Four men have killed themselves after being targeted in a new and fast-growing sex blackmail scam.
Victims are being lured into exposing themselves or committing sex acts online by pretty young women after accepting their friendship requests on social networking sites.
They then face payment demands of hundreds of pounds – or threats that recordings of their behaviour will be sent to family and friends whose contact details they have unwittingly given access to.
Martin Hewitt, of the National Police Chiefs’ Council, said: “We started to see it emerging about 18 months ago.
“Last year we had about 300 offences recorded in the UK and we’re now this year over 900, and I suspect there’s a significant number that don’t get reported because the crime is preying on people’s embarrassment and their humiliation of being caught out doing something like this.”
Schoolboy Ronan Hughes, 17, was tricked into sending intimate photographs of himself, then faced a demand for £3,000 to avoid exposure.
He killed himself even though he had revealed the threat to his parents and police in County Tyrone, Northern Ireland.
Daniel Perry, from Dunfermline, also 17, took his own life after threats to reveal his compromising online conversations.
Police would not reveal details of the other two suicides, but said they were both within the past year and added there could be more.

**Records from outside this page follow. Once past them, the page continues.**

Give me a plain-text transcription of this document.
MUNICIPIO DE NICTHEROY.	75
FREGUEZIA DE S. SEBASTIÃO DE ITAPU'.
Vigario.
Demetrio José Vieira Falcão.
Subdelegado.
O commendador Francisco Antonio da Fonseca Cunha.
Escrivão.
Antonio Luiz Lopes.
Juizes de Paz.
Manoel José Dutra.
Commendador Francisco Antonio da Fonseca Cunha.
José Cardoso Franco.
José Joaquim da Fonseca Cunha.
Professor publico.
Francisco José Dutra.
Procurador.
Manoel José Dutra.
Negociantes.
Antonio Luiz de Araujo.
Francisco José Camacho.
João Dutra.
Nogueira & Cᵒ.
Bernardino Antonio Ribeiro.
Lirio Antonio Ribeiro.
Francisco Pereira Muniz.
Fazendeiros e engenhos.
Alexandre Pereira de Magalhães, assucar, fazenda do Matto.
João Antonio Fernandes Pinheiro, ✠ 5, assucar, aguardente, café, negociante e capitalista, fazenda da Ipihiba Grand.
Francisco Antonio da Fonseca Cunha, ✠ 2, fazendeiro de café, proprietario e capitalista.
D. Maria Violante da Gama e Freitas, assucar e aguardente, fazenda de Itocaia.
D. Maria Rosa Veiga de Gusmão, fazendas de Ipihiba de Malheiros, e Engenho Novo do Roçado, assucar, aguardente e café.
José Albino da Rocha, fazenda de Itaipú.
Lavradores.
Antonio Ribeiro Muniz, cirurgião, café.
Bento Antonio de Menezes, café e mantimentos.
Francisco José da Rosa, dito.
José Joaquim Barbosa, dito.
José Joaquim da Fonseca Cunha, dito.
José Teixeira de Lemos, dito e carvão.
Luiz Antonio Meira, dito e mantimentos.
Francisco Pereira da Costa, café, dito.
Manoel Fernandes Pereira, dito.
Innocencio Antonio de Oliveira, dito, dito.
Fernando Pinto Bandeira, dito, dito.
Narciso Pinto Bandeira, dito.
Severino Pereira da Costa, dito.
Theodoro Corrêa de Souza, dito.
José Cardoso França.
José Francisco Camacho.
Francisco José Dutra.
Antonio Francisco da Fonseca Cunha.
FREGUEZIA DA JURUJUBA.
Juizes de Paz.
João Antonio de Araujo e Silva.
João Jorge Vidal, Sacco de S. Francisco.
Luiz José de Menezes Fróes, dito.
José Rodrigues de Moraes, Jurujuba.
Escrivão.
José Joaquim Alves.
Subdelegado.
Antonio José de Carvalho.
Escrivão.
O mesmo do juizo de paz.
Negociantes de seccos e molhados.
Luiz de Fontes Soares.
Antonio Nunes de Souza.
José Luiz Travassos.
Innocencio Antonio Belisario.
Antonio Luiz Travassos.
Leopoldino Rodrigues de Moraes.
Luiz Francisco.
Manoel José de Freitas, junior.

Carpenter Jon Pearn, 58, from Plymouth, admitted exposing himself online to a girl who claimed her name was Angel, but then revealed she was a man and demanded money. He refused to pay.
He said: “To me it was just one big joke – I just didn’t care what they were saying at me. They weren’t going to bluff me.

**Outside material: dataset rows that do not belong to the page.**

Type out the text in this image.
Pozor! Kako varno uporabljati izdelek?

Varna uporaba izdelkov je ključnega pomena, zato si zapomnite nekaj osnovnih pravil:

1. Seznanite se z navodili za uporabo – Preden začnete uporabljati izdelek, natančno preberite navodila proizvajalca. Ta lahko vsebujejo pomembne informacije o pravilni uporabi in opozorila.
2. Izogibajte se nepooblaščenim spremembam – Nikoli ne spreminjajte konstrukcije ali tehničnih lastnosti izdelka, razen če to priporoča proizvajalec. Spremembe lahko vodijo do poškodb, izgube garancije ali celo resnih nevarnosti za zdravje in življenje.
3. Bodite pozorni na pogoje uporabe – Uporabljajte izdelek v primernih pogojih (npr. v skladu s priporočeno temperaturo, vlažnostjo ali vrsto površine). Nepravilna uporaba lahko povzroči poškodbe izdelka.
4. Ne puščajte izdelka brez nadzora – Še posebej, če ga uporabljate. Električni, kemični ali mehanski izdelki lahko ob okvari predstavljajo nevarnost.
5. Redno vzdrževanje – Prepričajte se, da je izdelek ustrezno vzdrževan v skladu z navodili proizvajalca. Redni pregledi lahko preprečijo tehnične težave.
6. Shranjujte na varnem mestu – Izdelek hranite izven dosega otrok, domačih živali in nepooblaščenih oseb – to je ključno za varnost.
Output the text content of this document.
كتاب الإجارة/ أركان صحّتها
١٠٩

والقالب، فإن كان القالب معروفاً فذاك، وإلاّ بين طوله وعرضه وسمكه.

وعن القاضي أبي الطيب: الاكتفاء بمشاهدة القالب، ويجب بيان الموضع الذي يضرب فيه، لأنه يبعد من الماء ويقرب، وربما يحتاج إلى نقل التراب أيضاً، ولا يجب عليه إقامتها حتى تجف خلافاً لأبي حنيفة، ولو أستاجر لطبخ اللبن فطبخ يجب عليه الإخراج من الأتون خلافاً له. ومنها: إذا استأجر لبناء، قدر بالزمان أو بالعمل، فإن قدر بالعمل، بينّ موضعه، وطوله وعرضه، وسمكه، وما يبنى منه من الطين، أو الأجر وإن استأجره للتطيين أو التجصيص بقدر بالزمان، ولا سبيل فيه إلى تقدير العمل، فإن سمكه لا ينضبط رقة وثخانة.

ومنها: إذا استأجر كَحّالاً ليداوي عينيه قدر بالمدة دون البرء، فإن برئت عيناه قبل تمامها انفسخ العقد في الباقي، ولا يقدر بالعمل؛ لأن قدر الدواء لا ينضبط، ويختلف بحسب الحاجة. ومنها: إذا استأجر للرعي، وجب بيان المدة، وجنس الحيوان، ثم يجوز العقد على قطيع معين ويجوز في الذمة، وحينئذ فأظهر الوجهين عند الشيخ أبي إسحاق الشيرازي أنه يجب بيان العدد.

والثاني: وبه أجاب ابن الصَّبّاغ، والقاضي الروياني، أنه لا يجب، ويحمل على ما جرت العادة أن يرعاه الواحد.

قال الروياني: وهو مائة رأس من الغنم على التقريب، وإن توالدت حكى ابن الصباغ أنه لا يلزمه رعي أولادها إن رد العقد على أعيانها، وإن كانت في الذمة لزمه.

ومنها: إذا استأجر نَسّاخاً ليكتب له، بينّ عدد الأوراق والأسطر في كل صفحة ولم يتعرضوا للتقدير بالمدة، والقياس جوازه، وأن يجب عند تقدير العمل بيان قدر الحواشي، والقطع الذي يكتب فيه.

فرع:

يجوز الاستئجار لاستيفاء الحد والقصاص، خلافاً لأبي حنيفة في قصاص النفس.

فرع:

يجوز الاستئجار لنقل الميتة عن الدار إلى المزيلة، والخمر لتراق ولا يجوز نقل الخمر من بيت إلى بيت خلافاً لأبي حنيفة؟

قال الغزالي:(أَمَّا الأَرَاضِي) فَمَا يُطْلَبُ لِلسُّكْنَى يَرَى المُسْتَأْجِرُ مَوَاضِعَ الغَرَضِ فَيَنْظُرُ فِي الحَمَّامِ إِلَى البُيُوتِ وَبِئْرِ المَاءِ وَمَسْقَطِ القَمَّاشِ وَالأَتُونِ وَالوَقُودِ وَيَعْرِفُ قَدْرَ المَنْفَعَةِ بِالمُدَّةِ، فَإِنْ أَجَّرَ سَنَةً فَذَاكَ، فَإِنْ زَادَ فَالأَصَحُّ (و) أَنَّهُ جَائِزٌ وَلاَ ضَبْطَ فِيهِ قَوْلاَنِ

“Even if I was happily married, which I’m not – I’m single, so it can’t affect anybody.
“Even if I had thousands of pounds I wouldn’t have paid them a penny. To me they’re just sad little low-lifes. Trying to bleed innocent people.

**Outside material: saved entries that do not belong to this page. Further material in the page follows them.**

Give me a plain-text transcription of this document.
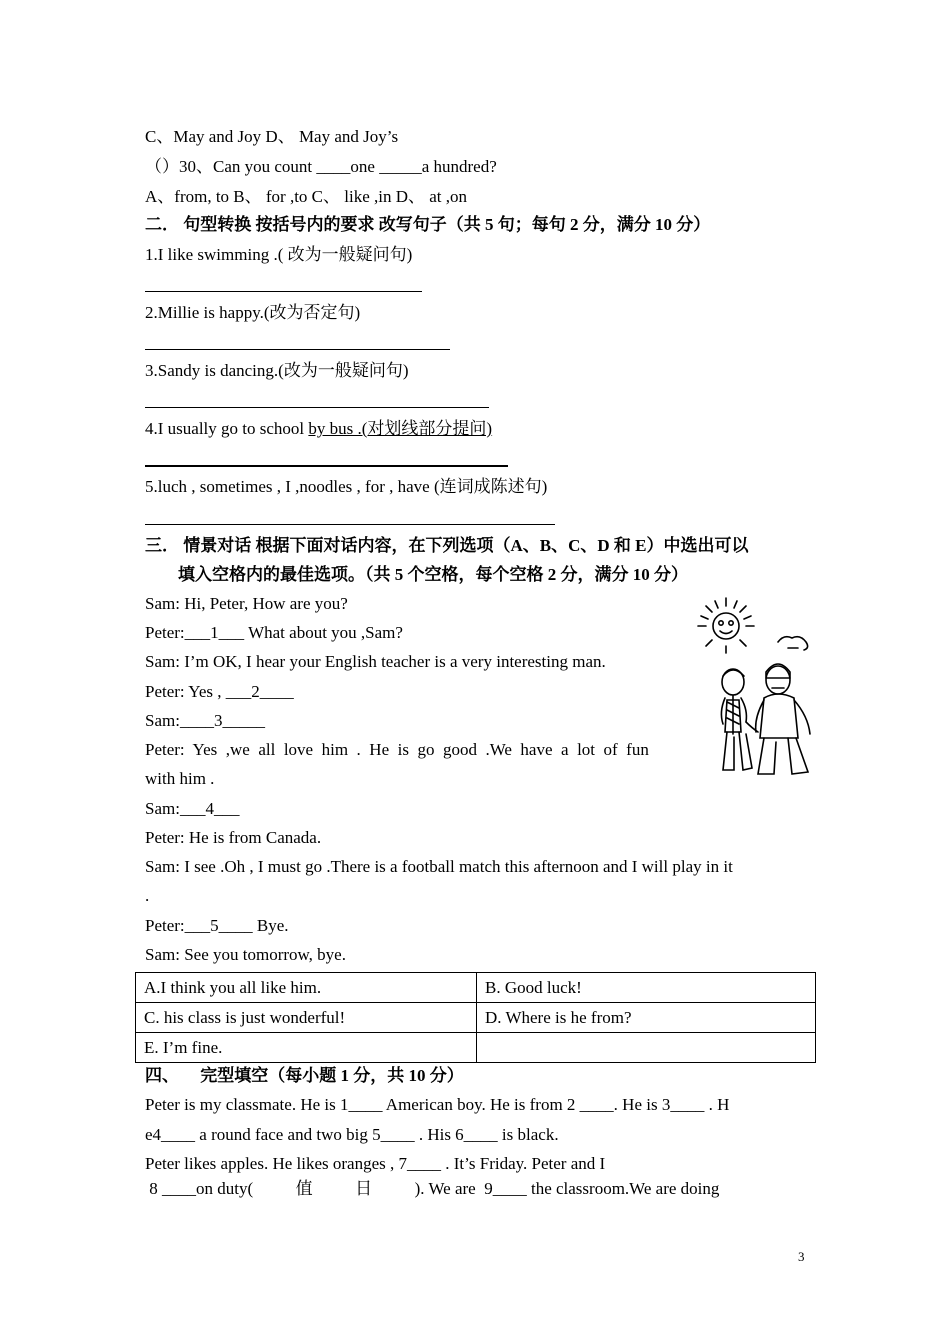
C、May and Joy D、 May and Joy’s
（）30、Can you count ____one _____a hundred?
A、from, to B、 for ,to C、 like ,in D、 at ,on
二． 句型转换 按括号内的要求 改写句子（共 5 句；每句 2 分，满分 10 分）
1.I like swimming .( 改为一般疑问句)
2.Millie is happy.(改为否定句)
3.Sandy is dancing.(改为一般疑问句)
4.I usually go to school by bus .(对划线部分提问)
5.luch , sometimes , I ,noodles , for , have (连词成陈述句)
三． 情景对话 根据下面对话内容，在下列选项（A、B、C、D 和 E）中选出可以
填入空格内的最佳选项。（共 5 个空格，每个空格 2 分，满分 10 分）
Sam: Hi, Peter, How are you?
Peter:___1___ What about you ,Sam?
Sam: I’m OK, I hear your English teacher is a very interesting man.
Peter: Yes , ___2____
Sam:____3_____
Peter:  Yes  ,we  all  love  him  .  He  is  go  good  .We  have  a  lot  of  fun
with him .
Sam:___4___
Peter: He is from Canada.
Sam: I see .Oh , I must go .There is a football match this afternoon and I will play in it
.
Peter:___5____ Bye.
Sam: See you tomorrow, bye.
A.I think you all like him.	B. Good luck!
C. his class is just wonderful!	D. Where is he from?
E. I’m fine.	
四、     完型填空（每小题 1 分，共 10 分）
Peter is my classmate. He is 1____ American boy. He is from 2 ____. He is 3____ . H
e4____ a round face and two big 5____ . His 6____ is black.
Peter likes apples. He likes oranges , 7____ . It’s Friday. Peter and I
8 ____on duty(          值          日          ). We are  9____ the classroom.We are doing
3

“And then when I went to the police I was gobsmacked when the police lady told me how many people had been in just that month – 19 people in that police station alone.”
Organised crime groups in the Philippines, Morocco and Ivory Coast were discovered running many of the sextortion scams, some using British girls.
Most of the UK victims are men aged 18-24, the eldest was 82 and the youngest 14. Some women have also been targeted.
Police have issued advice to victims, urging them not to pay or panic, but to shut down their social media accounts and report what has happened.
Senior officers insisted they will investigate and will not judge victims’ behaviour.
Roy Sinclair, from the National Crime Agency’s (NCA) anti-kidnap and extortion unit, said: “There is huge under-reporting of these kinds of offences, often because victims feel ashamed or embarrassed, but of course criminals are relying on that reaction in order to succeed.
“This is why we are launching this new campaign. We want victims and potential victims to know how they can protect themselves and to understand what to do if they are targeted.
“This is still a relatively new and emerging crime type, so the NCA and police are working with the Home Office to get a more accurate picture of the true scale.”
The campaign includes a film aimed at helping victims to recognise an approach and providing online advice.